Processing backlogs

desk-user · March 23, 2015, 5:58pm

I have a ton of archived HTML files that I’d like to process through Full-Text RSS for content extraction only. How can I do this efficiently? The files are all on disk, and there’s no direct URL to hit (aside from the local pathnames). I started poking through the source and it looks like I could use the ContentExtractor class directly, but I see the makefulltextfeed.php does quite a bit more than just call process on HTML.

Is there a blessed way to handle this type of task?

fivefilters · March 25, 2015, 3:59pm

Hi Joseph,

In Full-Text RSS 3.3 we introduced the inputhtml parameter.

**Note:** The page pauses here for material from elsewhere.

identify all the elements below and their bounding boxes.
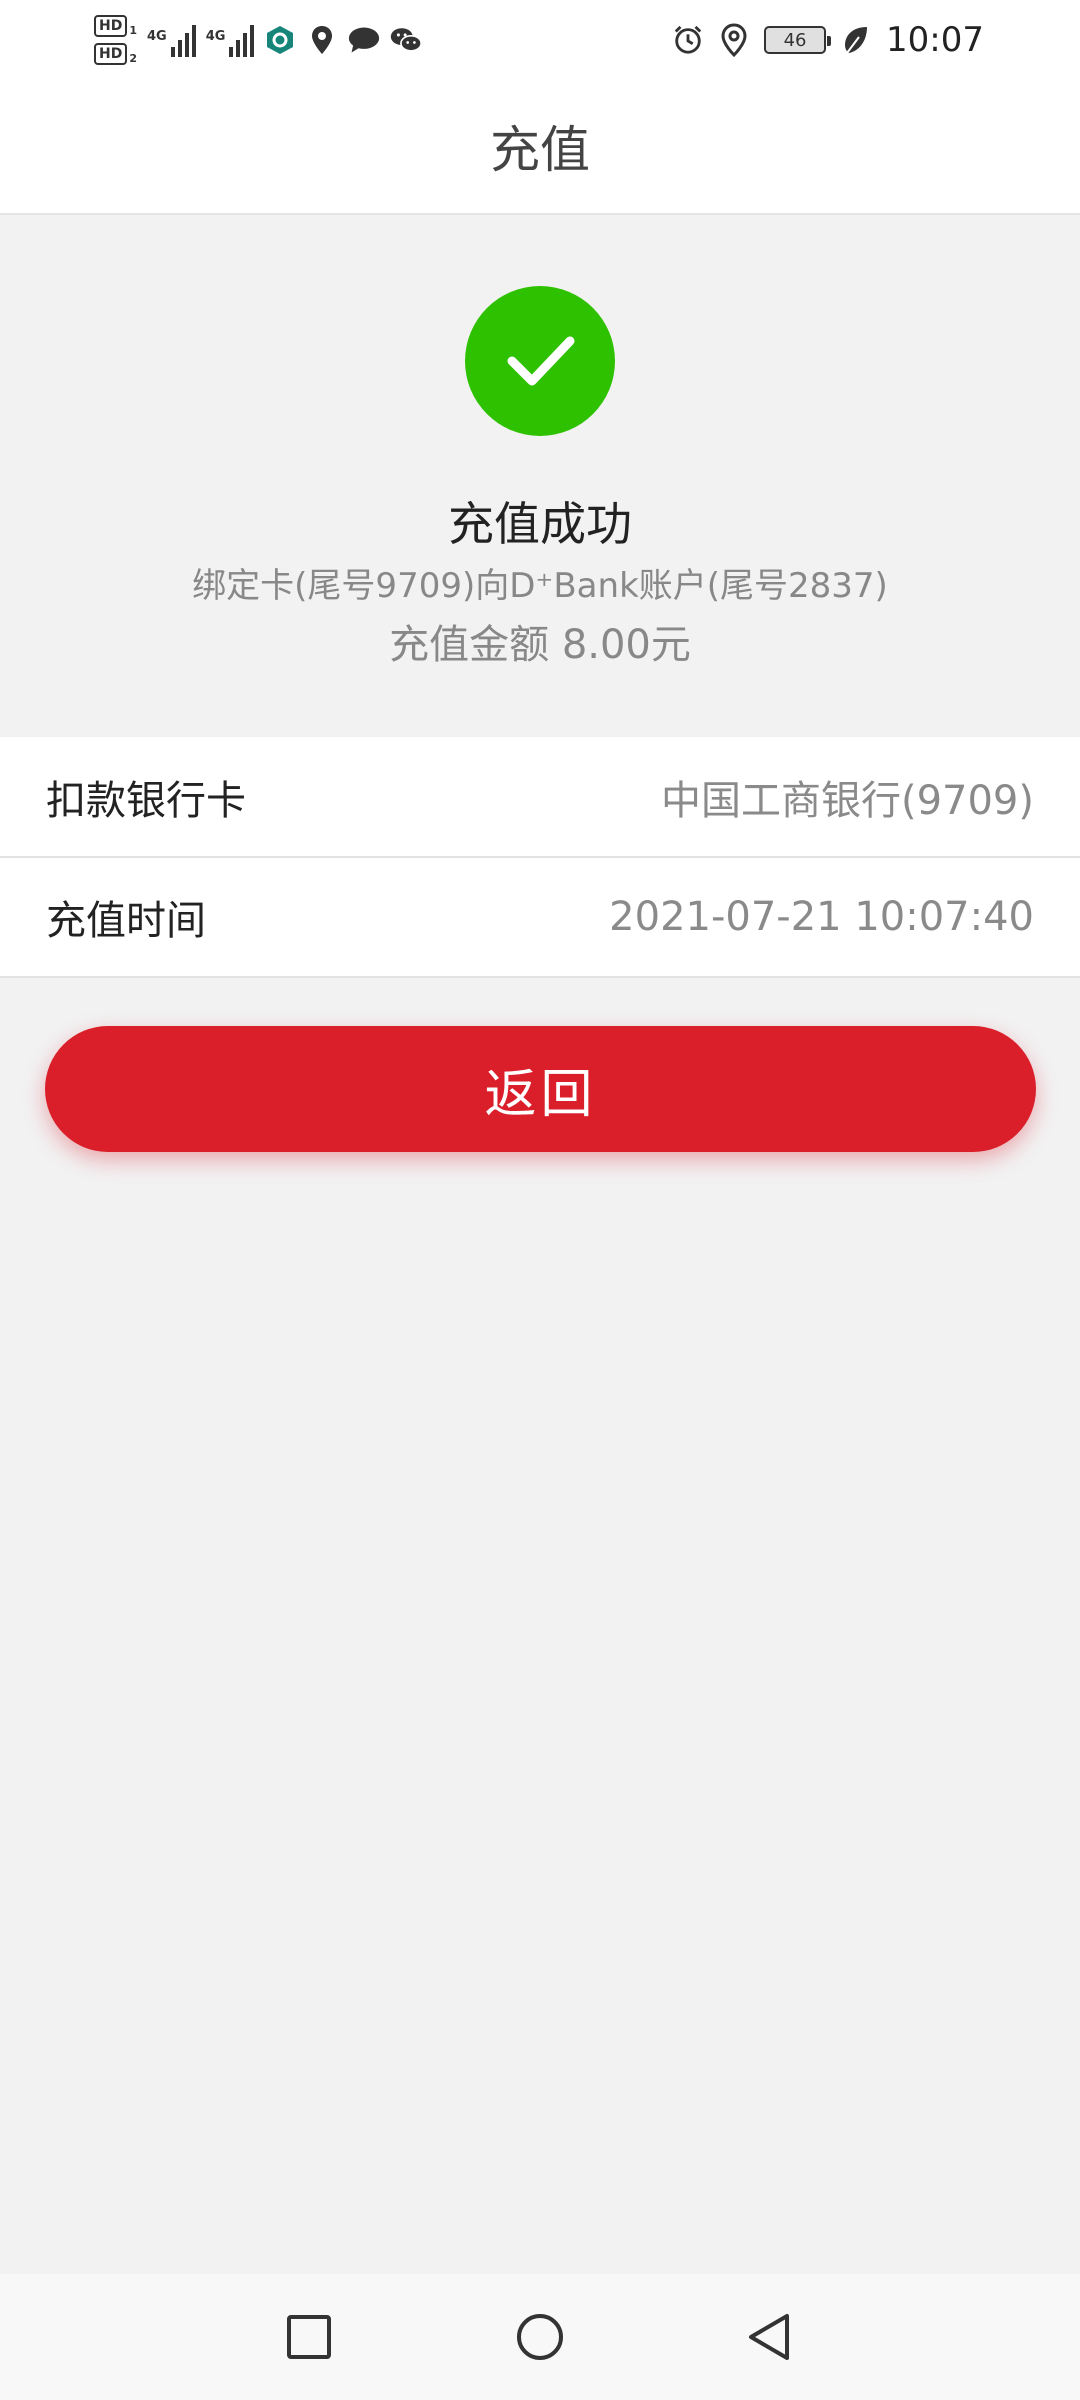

You can use this with the extract.php endpoint by submitting a POST request to extract.php with the HTML you have and Full-Text RSS will try to extract the content. You can try it out via Mashape if you want to test how well it’ll work: https://www.mashape.com/fivefilters/full-text-rss#!

Here’s the description for the inputhtml parameter:

If you already have the HTML, you can pass it here. We will not make any HTTP requests for the content if this parameter is used. Note: The input HTML should be UTF-8 encoded. And you will still need to give us the URL associated with the content (the URL may determine how the content is extracted, if we have extraction rules associated with it).

Note: you can submit a fake URL if you don’t have one, e.g. example.org, but the results might not be as good - especially if we have custom extraction rules associated with the sites your archived HTML came from.